他後面就是床,退無可退,只能繃緊肌膚,吸緊了肚子。
因為花溪挪動不方便,手上也沒太多力氣,擦洗的很慢,隔一會兒還要休息一下,元吉瞧皇上頗受折磨,自告奮勇幫忙擦下面的,花溪只要顧著上面就好。
如此還可以給皇上分神,甚好。
花溪同意了,她與元吉一人拿了個夾子,花溪洗傷口,元吉洗血跡,花溪這邊是疼痛的主要地方,所以每次她動手,元吉都會提前轉移皇上的注意力。
本來是暖心的舉動,愣是被古扉挑出了毛病,「你就不能輕點?疼死我算了。」
花溪倒酒的時候,元吉又挨了罵,「你怎麼不乾脆殺了我得了?」
花溪撒藥的時候,元吉再次中招,「下手這麼重,想去雜役處干粗活嗎?」
花溪塞棉花的時候,古扉終於不動嘴了,改動腿了,「明天就收拾你的行李去雜役處住兩天吧。」
不然他都認不出誰是他的主子,才見花溪一面就向著她,想造反嗎?
元吉心裡委屈,但是他不說。
畢竟也不是第一次伺候皇上了,曉得他喜怒無常的小暴脾氣,經常自己的原因,怪到別人頭上,這次索性別人的原因,怪到他頭上。

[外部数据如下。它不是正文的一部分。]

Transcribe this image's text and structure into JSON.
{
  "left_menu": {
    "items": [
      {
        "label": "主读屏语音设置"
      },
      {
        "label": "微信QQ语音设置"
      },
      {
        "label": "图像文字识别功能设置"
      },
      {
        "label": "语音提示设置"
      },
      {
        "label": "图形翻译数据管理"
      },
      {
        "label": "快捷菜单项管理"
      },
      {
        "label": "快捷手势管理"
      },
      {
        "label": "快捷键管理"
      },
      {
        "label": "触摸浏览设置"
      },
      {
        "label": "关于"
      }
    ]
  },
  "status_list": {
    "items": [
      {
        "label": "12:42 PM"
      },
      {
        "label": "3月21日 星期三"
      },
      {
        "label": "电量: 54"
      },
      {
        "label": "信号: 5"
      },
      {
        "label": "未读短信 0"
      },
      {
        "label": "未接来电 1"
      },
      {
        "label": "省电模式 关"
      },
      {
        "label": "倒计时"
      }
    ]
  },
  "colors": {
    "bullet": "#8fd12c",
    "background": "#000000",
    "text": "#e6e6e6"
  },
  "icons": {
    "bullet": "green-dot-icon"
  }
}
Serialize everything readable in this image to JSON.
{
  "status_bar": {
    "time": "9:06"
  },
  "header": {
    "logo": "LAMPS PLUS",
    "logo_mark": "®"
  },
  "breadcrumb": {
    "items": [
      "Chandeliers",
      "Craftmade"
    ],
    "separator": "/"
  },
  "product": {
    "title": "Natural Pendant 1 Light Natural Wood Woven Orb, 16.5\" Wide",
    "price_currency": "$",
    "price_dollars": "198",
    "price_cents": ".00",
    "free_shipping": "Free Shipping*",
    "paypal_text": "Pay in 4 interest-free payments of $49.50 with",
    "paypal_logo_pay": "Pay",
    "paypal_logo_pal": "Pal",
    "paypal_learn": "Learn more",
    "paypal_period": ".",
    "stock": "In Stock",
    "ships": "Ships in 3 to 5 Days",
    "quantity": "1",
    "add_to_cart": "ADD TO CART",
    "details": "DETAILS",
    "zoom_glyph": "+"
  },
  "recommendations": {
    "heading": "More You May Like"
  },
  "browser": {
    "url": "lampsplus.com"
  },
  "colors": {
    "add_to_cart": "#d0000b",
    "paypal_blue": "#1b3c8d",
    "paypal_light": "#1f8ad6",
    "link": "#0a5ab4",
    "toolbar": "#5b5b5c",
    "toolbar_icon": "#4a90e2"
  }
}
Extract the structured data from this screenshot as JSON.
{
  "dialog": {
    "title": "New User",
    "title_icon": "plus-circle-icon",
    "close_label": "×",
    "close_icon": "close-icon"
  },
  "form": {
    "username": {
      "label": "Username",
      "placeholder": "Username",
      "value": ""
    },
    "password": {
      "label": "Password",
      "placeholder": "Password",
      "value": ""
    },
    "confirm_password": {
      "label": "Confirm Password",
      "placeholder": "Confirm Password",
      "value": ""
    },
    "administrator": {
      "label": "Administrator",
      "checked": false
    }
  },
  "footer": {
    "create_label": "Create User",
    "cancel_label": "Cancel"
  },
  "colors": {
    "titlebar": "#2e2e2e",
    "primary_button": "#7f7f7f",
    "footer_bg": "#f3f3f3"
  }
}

明明傷口由花溪清洗,疼都在她那邊,他這邊洗的地方連破皮都沒有。
皇上與那人打鬥時他瞧著呢,身上沒受過傷,就最後要給敵人致命一擊時不知道出了什麼問題,突然收了劍式,要往回退。
如果沒有這齣,皇上早就勝了,不受傷,他也用不著忍這氣。
皇上老說他有兩幅面孔,經常對著別人和對著他不一樣,其實他自己也是。
看,這不就捨不得數落花溪姑娘,把責任全推在他頭上了嗎?他太冤了。
花溪注意力一直放在古扉胸前的傷口上,沒留神他倆什麼情況,安安靜靜剪了紗布,蓋在傷口上。
要纏外紗的時候突然反應過來,從剛剛開始到現在,古扉一直都坦露著胸膛,沒有避開她。
???
不保守了?
以前看都不讓她看,小時候是,長大了她連身體都沒有,還防著她,仿佛她是個色狼似的。
終於意識到她不會垂涎他的美色了?
古扉確實很好看,受了傷,面色蒼白,一頭黑髮散在床上,手因為攥緊了軟繩,勒出了紅痕,更添了幾分陰柔的美。
但是花溪太了解他了,從小養到現在,幾乎可以說看著他長大,怎麼會對他有什麼非分之想?
誠然古扉與她做了原文裡的動作,不過他估計還以為是類似於親情的那種吧。他本來就分不清什麼是友情和親情,沒人教他,幾年過去了,他還是不懂。